Salt each checksum with packet_index + 1000 * mpi_tag to detect transposition (packet A landing in packet B's slot):
uint64_t salt = (uint64_t)packet_index + 1000ULL * mpi_tag;
checksum_send = checksum_gpu(payload_gpu, payload_words) ^ salt;
// ... transmit payload + checksum_send ...
checksum_recv = checksum_gpu(payload_gpu_recv, payload_words) ^ salt;
assert(checksum_recv == checksum_send);
Grid reference: Grid/communicator/Communicator_mpi3.cc, #ifdef GRID_CHECKSUM_COMMS.
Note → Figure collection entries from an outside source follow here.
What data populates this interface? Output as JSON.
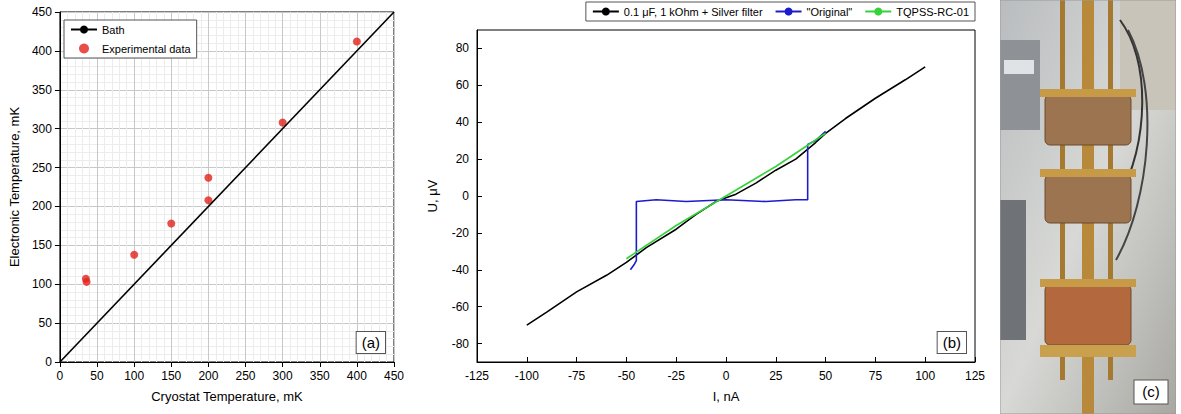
{
  "chart_data": [
    {
      "type": "scatter",
      "x_label": "Cryostat Temperature, mK",
      "y_label": "Electronic Temperature, mK",
      "annotation": "(a)",
      "xlim": [
        0,
        450
      ],
      "ylim": [
        0,
        450
      ],
      "xticks": [
        0,
        50,
        100,
        150,
        200,
        250,
        300,
        350,
        400,
        450
      ],
      "yticks": [
        0,
        50,
        100,
        150,
        200,
        250,
        300,
        350,
        400,
        450
      ],
      "grid": true,
      "legend": "top-left",
      "series": [
        {
          "name": "Bath",
          "type": "line",
          "color": "#000000",
          "line_style": "solid",
          "x": [
            0,
            450
          ],
          "values": [
            0,
            450
          ]
        },
        {
          "name": "Experimental data",
          "type": "scatter",
          "color": "#e3231c",
          "marker": "circle",
          "x": [
            35,
            36,
            100,
            150,
            200,
            200,
            300,
            400
          ],
          "values": [
            107,
            103,
            138,
            178,
            237,
            208,
            308,
            412
          ]
        }
      ]
    },
    {
      "type": "line",
      "x_label": "I, nA",
      "y_label": "U, μV",
      "annotation": "(b)",
      "xlim": [
        -125,
        125
      ],
      "ylim": [
        -90,
        90
      ],
      "xticks": [
        -125,
        -100,
        -75,
        -50,
        -25,
        0,
        25,
        50,
        75,
        100,
        125
      ],
      "yticks": [
        -80,
        -60,
        -40,
        -20,
        0,
        20,
        40,
        60,
        80
      ],
      "grid": false,
      "legend": "top-right",
      "series": [
        {
          "name": "0.1 μF, 1 kOhm + Silver filter",
          "color": "#000000",
          "line_style": "solid",
          "x": [
            -100,
            -90,
            -75,
            -60,
            -50,
            -40,
            -25,
            -15,
            -5,
            0,
            5,
            15,
            25,
            35,
            45,
            50,
            60,
            75,
            90,
            100
          ],
          "values": [
            -70,
            -63,
            -52,
            -43,
            -36,
            -28,
            -18,
            -10,
            -3,
            -1,
            1,
            7,
            14,
            20,
            29,
            34,
            42,
            53,
            63,
            70
          ]
        },
        {
          "name": "\"Original\"",
          "color": "#1c1ccf",
          "line_style": "solid",
          "x": [
            -48,
            -46,
            -45,
            -45,
            -35,
            -20,
            0,
            20,
            35,
            41,
            41,
            45,
            50
          ],
          "values": [
            -40,
            -37,
            -35,
            -3,
            -2,
            -3,
            -2,
            -3,
            -2,
            -2,
            28,
            30,
            35
          ]
        },
        {
          "name": "TQPSS-RC-01",
          "color": "#37d23a",
          "line_style": "solid",
          "x": [
            -50,
            -25,
            0,
            25,
            50
          ],
          "values": [
            -34,
            -16,
            0,
            16,
            34
          ]
        }
      ]
    }
  ],
  "photo": {
    "label": "(c)"
  }
}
Flight Recorder: Step-Level Logging
Maintain a monotonic counter that names the current operation. On a hang, this is the only way to know which operation the process is stuck in without a debugger.
struct FlightRecorder {
std::atomic<uint64_t> step_counter{0};
const char *step_name = "init";
void step_log(const char *name) {
step_name = name;
step_counter.fetch_add(1, std::memory_order_relaxed);
}
};
extern FlightRecorder gRecorder;
In Record mode, also store floating-point norms and communication checksums to vectors. In Verify mode, compare against stored values:
void norm_log(double val) {
if (mode == Record) norm_log_vec.push_back(val);
if (mode == Verify) {
double expected = norm_log_vec[norm_counter];
if (val != expected) { // bit-exact for deterministic paths
std::cerr << "MISMATCH at step " << step_counter
<< " (" << step_name << "): "
<< std::hexfloat << val << " vs " << expected << "\n";
print_backtrace();
}
norm_counter++;
}
}
Grid reference: Grid/util/FlightRecorder.h, Grid/util/FlightRecorder.cc.
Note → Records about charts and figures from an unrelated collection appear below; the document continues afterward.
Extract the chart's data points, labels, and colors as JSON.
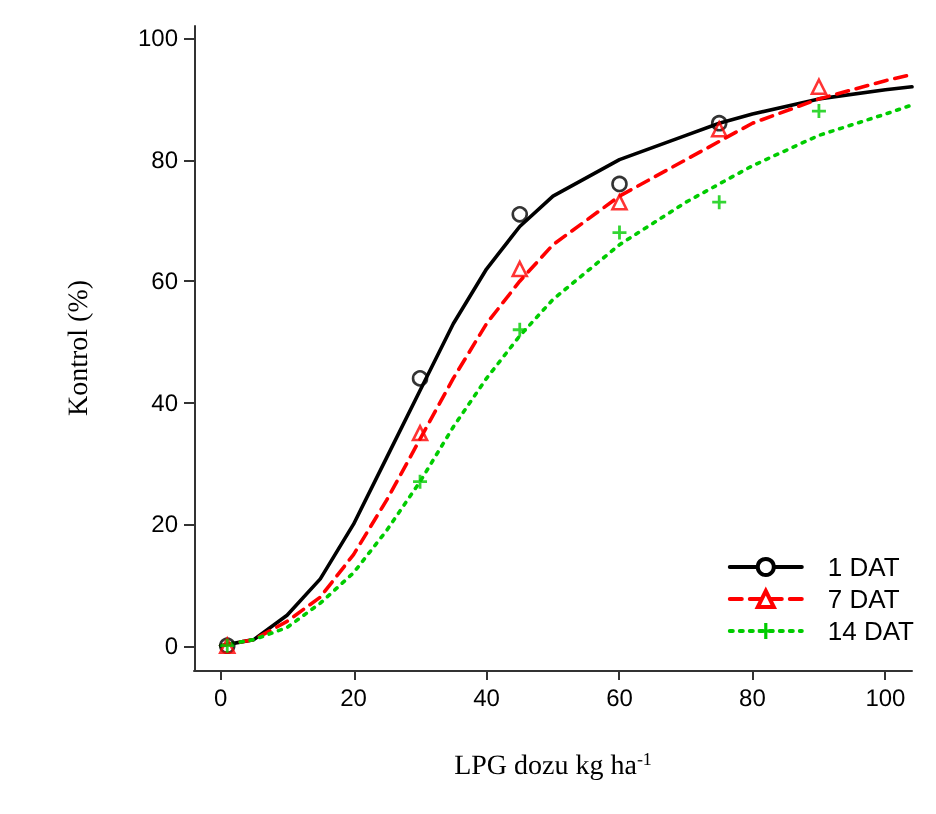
{
  "chart_data": {
    "type": "line",
    "xlabel": "LPG dozu kg ha$^{-1}$",
    "ylabel": "Kontrol (%)",
    "xlim": [
      -4,
      104
    ],
    "xticks": [
      0,
      20,
      40,
      60,
      80,
      100
    ],
    "ylim": [
      -4,
      102
    ],
    "yticks": [
      0,
      20,
      40,
      60,
      80,
      100
    ],
    "grid": false,
    "legend": "bottom right",
    "series": [
      {
        "name": "1 DAT",
        "color": "#000000",
        "line_style": "solid",
        "marker": "none",
        "x": [
          0,
          5,
          10,
          15,
          20,
          25,
          30,
          35,
          40,
          45,
          50,
          60,
          70,
          75,
          80,
          90,
          100,
          104
        ],
        "values": [
          0,
          1,
          5,
          11,
          20,
          31,
          42,
          53,
          62,
          69,
          74,
          80,
          84,
          86,
          87.5,
          90,
          91.5,
          92
        ]
      },
      {
        "name": "7 DAT",
        "color": "#ff0000",
        "line_style": "dashed",
        "marker": "none",
        "x": [
          0,
          5,
          10,
          15,
          20,
          25,
          30,
          35,
          40,
          45,
          50,
          60,
          70,
          75,
          80,
          90,
          100,
          104
        ],
        "values": [
          0,
          1,
          4,
          8,
          15,
          24,
          34,
          44,
          53,
          60,
          66,
          74,
          80,
          83,
          86,
          90,
          93,
          94
        ]
      },
      {
        "name": "14 DAT",
        "color": "#00cc00",
        "line_style": "dotted",
        "marker": "none",
        "x": [
          0,
          5,
          10,
          15,
          20,
          25,
          30,
          35,
          40,
          45,
          50,
          60,
          70,
          75,
          80,
          90,
          100,
          104
        ],
        "values": [
          0,
          1,
          3,
          7,
          12,
          19,
          27,
          36,
          44,
          51,
          57,
          66,
          73,
          76,
          79,
          84,
          87.5,
          89
        ]
      },
      {
        "type": "scatter",
        "color": "#000000",
        "marker": "circle",
        "x": [
          1,
          30,
          45,
          60,
          75
        ],
        "values": [
          0,
          44,
          71,
          76,
          86
        ]
      },
      {
        "type": "scatter",
        "color": "#ff0000",
        "marker": "triangle",
        "x": [
          1,
          30,
          45,
          60,
          75,
          90
        ],
        "values": [
          0,
          35,
          62,
          73,
          85,
          92
        ]
      },
      {
        "type": "scatter",
        "color": "#00cc00",
        "marker": "cross",
        "x": [
          1,
          30,
          45,
          60,
          75,
          90
        ],
        "values": [
          0,
          27,
          52,
          68,
          73,
          88
        ]
      }
    ]
  }
}
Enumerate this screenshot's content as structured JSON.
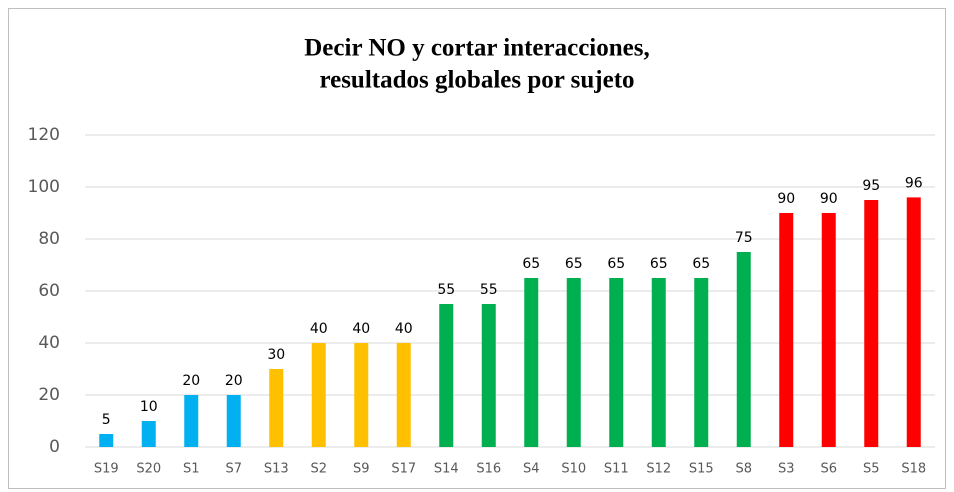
{
  "chart_data": {
    "type": "bar",
    "title": [
      "Decir NO y cortar interacciones,",
      "resultados globales por sujeto"
    ],
    "categories": [
      "S19",
      "S20",
      "S1",
      "S7",
      "S13",
      "S2",
      "S9",
      "S17",
      "S14",
      "S16",
      "S4",
      "S10",
      "S11",
      "S12",
      "S15",
      "S8",
      "S3",
      "S6",
      "S5",
      "S18"
    ],
    "values": [
      5,
      10,
      20,
      20,
      30,
      40,
      40,
      40,
      55,
      55,
      65,
      65,
      65,
      65,
      65,
      75,
      90,
      90,
      95,
      96
    ],
    "colors": [
      "#00b0f0",
      "#00b0f0",
      "#00b0f0",
      "#00b0f0",
      "#ffc000",
      "#ffc000",
      "#ffc000",
      "#ffc000",
      "#00b050",
      "#00b050",
      "#00b050",
      "#00b050",
      "#00b050",
      "#00b050",
      "#00b050",
      "#00b050",
      "#ff0000",
      "#ff0000",
      "#ff0000",
      "#ff0000"
    ],
    "ylim": [
      0,
      120
    ],
    "yticks": [
      0,
      20,
      40,
      60,
      80,
      100,
      120
    ],
    "grid": true
  }
}
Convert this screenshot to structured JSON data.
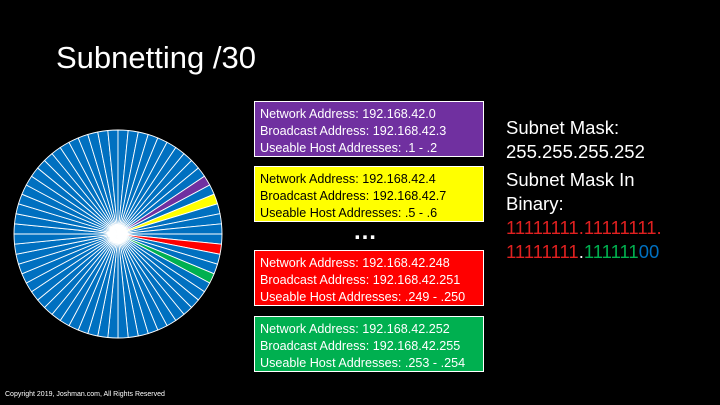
{
  "slide": {
    "title": "Subnetting /30",
    "copyright": "Copyright 2019, Joshman.com, All Rights Reserved",
    "ellipsis": "…"
  },
  "subnets": [
    {
      "network": "Network Address: 192.168.42.0",
      "broadcast": "Broadcast Address: 192.168.42.3",
      "hosts": "Useable Host Addresses: .1 - .2",
      "bg": "#7030a0",
      "fg": "#ffffff"
    },
    {
      "network": "Network Address: 192.168.42.4",
      "broadcast": "Broadcast Address: 192.168.42.7",
      "hosts": "Useable Host Addresses: .5 - .6",
      "bg": "#ffff00",
      "fg": "#000000"
    },
    {
      "network": "Network Address: 192.168.42.248",
      "broadcast": "Broadcast Address: 192.168.42.251",
      "hosts": "Useable Host Addresses: .249 - .250",
      "bg": "#ff0000",
      "fg": "#ffffff"
    },
    {
      "network": "Network Address: 192.168.42.252",
      "broadcast": "Broadcast Address: 192.168.42.255",
      "hosts": "Useable Host Addresses: .253 - .254",
      "bg": "#00b050",
      "fg": "#ffffff"
    }
  ],
  "mask": {
    "label": "Subnet Mask:",
    "value": "255.255.255.252",
    "binary_label_1": "Subnet Mask In",
    "binary_label_2": "Binary:",
    "binary_line1": "11111111.11111111.",
    "binary_line2_red": "11111111",
    "binary_line2_dot": ".",
    "binary_line2_green": "111111",
    "binary_line2_blue": "00"
  },
  "colors": {
    "background": "#000000",
    "pie_blue": "#0070c0",
    "purple": "#7030a0",
    "yellow": "#ffff00",
    "red": "#ff0000",
    "green": "#00b050",
    "mask_red": "#e02020",
    "mask_green": "#00b050",
    "mask_blue": "#0070c0"
  },
  "pie": {
    "total_slices": 64,
    "highlighted": [
      {
        "slice": 2,
        "color": "purple"
      },
      {
        "slice": 4,
        "color": "yellow"
      },
      {
        "slice": 9,
        "color": "red"
      },
      {
        "slice": 12,
        "color": "green"
      }
    ]
  }
}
Signal Handler for Hang Detection
Install a SIGHUP handler that dumps the current flight recorder state. This is async-safe only if the handler writes to a pre-allocated buffer using write() (not printf):
static char hang_buf[4096];
static void sighup_handler(int) {
int n = snprintf(hang_buf, sizeof(hang_buf),
"rank=%d step=%llu name=%s\n",
mpi_rank,
(unsigned long long)gRecorder.step_counter.load(),
gRecorder.step_name);
write(STDERR_FILENO, hang_buf, n);
// Optional: call backtrace_symbols_fd (async-safe on Linux)
void *frames[64];
int depth = backtrace(frames, 64);
backtrace_symbols_fd(frames, depth, STDERR_FILENO);
}
// In main():
signal(SIGHUP, sighup_handler);
To diagnose a hang across all ranks: kill -HUP $(pgrep my_app) or via job scheduler.
What to Verify at Each Step
| Data type | Fingerprint method | Frequency |
|---|---|---|
| Lattice fields | XOR of CRC32 over float64 words | Every algorithmic step |
| Communication buffers | GPU XOR reduction, salted | Every MPI operation |
| Scalar reductions | Bit-exact match of double | Every GlobalSum |
| Iteration counters | Exact integer match | Every solver iteration |
When to Abort vs Continue
- Abort immediately: communication checksum mismatch (data is corrupt, continuing will silently propagate errors).
- Log and continue: norm mismatch in Verify mode if you need to map out which operations are unreliable.
- Retry from checkpoint: double-run mismatch when the underlying bug is non-deterministic (second retry will usually pass).
Track the mismatch rate over a production run. A rate above ~1/1000 steps indicates a systemic hardware issue that should be escalated to the facility.